Stava calando la sera, quando mi guardò con gli occhi vispi, quelli di chi ha avuto un’idea sensazionale e non avrebbe accettato un “no” come risposta. “Conosco un posto bellissimo, ti ci voglio portare”… ça va sans dire.
Prendemmo la funicolare, e arrivammo a Castel Sant’Elmo. C’era una vista meravigliosa lassù, tutta la città ai piedi di quell’altura. L’aria era più fresca, si strinse nelle spalle infreddolita e io istintivamente l’abbracciai per riscaldarla col mio fuoco. Ci sedemmo su un muretto a fumarci una canna, con le gambe che penzolavano nel vuoto. Io non ero abituato alla marijuana, tossivo come un cane affetto da collasso tracheale, ero piuttosto ridicolo e lei rise di gusto. ‘Sta disgraziata!

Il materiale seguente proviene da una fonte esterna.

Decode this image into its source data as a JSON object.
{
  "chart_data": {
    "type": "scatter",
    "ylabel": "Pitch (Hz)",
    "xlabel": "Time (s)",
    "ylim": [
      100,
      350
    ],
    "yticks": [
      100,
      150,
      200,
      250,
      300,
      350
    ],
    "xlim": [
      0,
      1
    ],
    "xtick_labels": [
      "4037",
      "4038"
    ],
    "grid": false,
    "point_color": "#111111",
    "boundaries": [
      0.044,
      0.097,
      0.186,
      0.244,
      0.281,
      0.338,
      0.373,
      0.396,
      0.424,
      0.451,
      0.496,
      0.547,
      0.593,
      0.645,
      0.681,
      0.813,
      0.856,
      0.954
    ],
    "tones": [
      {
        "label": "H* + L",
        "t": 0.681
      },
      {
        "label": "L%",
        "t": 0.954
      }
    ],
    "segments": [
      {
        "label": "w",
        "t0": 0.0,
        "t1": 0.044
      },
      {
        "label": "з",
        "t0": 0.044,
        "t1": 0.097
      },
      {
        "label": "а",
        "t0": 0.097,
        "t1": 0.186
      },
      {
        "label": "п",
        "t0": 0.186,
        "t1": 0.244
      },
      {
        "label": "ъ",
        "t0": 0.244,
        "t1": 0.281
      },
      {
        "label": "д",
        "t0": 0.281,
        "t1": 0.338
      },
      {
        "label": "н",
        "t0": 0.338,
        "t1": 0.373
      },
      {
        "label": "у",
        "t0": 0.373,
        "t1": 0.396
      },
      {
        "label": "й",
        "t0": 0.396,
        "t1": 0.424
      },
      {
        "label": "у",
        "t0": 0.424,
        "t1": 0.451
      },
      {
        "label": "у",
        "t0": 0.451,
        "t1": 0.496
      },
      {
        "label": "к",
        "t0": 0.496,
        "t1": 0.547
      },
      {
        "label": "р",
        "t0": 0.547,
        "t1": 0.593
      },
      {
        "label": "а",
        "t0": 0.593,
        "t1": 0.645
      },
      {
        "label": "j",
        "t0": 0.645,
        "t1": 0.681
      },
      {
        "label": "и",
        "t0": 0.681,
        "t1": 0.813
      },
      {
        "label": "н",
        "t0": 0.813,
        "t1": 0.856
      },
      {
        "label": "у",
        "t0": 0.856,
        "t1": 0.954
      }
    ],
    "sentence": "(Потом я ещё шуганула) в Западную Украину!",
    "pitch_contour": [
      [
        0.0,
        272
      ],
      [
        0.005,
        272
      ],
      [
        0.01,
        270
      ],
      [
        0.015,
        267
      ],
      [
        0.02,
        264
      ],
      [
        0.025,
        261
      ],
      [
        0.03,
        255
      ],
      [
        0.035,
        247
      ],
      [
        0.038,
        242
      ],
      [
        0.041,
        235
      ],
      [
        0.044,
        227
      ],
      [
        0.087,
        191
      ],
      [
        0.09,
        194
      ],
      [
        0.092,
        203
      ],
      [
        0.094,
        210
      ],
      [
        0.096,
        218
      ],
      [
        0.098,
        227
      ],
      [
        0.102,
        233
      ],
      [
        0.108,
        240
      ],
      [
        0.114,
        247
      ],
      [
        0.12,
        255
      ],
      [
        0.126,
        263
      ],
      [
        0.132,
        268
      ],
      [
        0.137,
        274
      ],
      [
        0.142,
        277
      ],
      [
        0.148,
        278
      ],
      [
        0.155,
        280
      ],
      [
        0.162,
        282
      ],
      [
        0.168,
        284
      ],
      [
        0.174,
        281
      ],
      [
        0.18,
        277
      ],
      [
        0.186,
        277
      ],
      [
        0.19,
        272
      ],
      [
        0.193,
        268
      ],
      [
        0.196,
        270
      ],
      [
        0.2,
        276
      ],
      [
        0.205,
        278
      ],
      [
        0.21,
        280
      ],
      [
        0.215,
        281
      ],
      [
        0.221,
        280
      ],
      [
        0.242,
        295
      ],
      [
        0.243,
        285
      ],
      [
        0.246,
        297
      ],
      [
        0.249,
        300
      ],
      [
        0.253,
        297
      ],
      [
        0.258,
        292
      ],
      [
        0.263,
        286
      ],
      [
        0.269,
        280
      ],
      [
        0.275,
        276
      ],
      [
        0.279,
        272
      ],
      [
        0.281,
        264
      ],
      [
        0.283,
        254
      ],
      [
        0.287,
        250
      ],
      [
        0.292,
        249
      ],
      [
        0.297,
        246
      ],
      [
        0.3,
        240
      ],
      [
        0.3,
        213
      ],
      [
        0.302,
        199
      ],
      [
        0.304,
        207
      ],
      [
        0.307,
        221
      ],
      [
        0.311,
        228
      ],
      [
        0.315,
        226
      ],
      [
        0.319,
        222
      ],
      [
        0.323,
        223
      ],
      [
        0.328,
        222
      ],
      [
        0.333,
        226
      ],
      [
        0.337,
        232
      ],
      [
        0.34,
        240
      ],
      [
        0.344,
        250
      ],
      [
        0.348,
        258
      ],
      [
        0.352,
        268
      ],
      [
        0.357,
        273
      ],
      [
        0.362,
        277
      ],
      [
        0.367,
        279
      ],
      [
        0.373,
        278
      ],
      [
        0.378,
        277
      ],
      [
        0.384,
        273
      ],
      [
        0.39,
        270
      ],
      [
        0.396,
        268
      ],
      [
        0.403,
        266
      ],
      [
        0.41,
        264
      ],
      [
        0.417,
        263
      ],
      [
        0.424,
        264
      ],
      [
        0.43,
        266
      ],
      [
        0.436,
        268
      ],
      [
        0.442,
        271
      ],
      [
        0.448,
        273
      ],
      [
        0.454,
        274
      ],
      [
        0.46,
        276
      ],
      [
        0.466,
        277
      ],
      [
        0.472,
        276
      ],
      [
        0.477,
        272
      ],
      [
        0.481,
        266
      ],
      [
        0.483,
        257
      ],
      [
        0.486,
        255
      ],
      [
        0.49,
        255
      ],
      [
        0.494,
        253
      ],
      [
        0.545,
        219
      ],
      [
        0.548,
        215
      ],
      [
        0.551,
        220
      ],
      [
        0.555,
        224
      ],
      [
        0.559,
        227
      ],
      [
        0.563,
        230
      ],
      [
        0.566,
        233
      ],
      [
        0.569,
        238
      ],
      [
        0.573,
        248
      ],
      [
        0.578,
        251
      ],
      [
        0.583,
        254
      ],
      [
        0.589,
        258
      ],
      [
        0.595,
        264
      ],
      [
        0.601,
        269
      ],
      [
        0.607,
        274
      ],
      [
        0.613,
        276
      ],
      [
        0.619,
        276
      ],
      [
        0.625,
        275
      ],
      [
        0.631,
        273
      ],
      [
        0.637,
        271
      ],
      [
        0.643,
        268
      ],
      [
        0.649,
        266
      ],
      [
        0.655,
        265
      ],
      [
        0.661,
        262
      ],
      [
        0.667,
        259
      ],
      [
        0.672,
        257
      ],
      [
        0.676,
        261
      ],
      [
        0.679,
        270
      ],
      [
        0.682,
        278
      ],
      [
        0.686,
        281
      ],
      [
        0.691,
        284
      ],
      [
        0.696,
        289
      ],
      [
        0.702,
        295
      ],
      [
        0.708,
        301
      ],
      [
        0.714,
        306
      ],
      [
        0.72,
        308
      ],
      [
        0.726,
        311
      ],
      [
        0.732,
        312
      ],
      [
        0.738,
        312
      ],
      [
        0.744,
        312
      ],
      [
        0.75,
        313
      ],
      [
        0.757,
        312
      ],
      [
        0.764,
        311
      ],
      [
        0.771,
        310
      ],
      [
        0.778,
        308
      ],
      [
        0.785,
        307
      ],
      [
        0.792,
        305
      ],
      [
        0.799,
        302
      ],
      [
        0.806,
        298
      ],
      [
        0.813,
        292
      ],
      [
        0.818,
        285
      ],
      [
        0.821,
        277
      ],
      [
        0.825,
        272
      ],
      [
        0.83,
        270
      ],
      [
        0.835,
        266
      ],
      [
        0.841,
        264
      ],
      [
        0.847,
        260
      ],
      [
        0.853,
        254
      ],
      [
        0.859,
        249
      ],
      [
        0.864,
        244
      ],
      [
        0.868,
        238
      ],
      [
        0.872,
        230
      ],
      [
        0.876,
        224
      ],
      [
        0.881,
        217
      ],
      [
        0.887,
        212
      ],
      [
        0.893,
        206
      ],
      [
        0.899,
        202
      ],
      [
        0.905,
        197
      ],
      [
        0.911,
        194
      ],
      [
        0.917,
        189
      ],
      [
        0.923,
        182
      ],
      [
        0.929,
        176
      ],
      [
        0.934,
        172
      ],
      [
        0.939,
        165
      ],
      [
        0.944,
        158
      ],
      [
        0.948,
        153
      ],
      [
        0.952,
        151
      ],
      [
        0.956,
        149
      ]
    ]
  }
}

Dopo qualche tiro, iniziai a sentirmi rilassato e la ringraziai. L’adrenalinico fervore di qualche ora prima aveva lasciato il posto ad una languida tranquillità, mi parve serena, pensava a qualcosa di bello e rassicurante. “Vengo qui quando ho voglia di dimenticare, mi lascio alle spalle l’idea che gli altri hanno di me e resto “Io”. Sono tutti bravi a giudicare, a darti consigli, beati loro che non sbagliano mai… Non perdono, perché non rischiano. Non sanno cosa sia la paura, ma non conoscono nemmeno il coraggio. Io no, io ho il potere dell’Immaginazione. E allora guardo tutto da una vetta, dal cielo, dal sole, e nel pensiero mi fingo un gigante, sento che non c’è nulla al mondo che mi sia precluso. Sai qual è il mio problema? Non mi voglio abbastanza bene, ma lo so quanto valgo… devo solo imparare a volare”. Non compresi fino in fondo cosa volesse dire, ma l’ascoltai trasognato. Ci riuscirai, piccola Monna Lisa, potrai volare, pensai, stupito dall’ennesimo déjà vu. Brindammo con due birre scadenti, ma ci bastavano, non avremmo avuto bisogno di niente, neanche del piccolo chiosco ambulante che non aveva molto da offrire, ma almeno le bevande erano ghiacciate, e ci sentimmo due eroi in una qualsiasi odissea, pronti a cambiare le misere sorti del mondo con la nostra grandezza. Tirò fuori da una tasca dei jeans un cornetto rosso con la punta spezzata, il tipico portafortuna napoletano, e me lo porse “prendilo, è un regalo… dicono che la superstizione sia per gli ignoranti, ma la vita è una sorpresa giorno per giorno, è un’inspiegabile magia, un farmaco irrazionale per le anime sublimi. Unica consolazione alla quiete inerte e oscura. Sarà il tuo piccolo amuleto e ti ricorderà di me”. Era proprio speciale Luisa, era bella, un giovane mistero destinato a rimanere eternamente occulto. Dal suo sorriso e dalla sua voce, che fosse dialettale o francese, si propagava un terremoto inarrestabile. Era l’Ideale, imperituro, inarrestabile.
Mi sentivo fiacco, forse ero solo troppo vecchio per farmi di canne, mi girava la testa. L’ultima cosa che vidi furono le sue mani, le sue dita incrociate con le mie, sottili, perfette. Poi il buio.
Mi svegliai, ancora mezzo nudo, collassato sul pavimento, con il lampadario che mi pendeva sulla faccia e un corno napoletano stretto nella mano. La Gioconda era sempre lì, a fissarmi invadente. Non mi sembrò ambigua, era contenta. Mi sorrise. Ma questo è irrilevante. O forse no.
In fondo mica deve avere tutto un senso.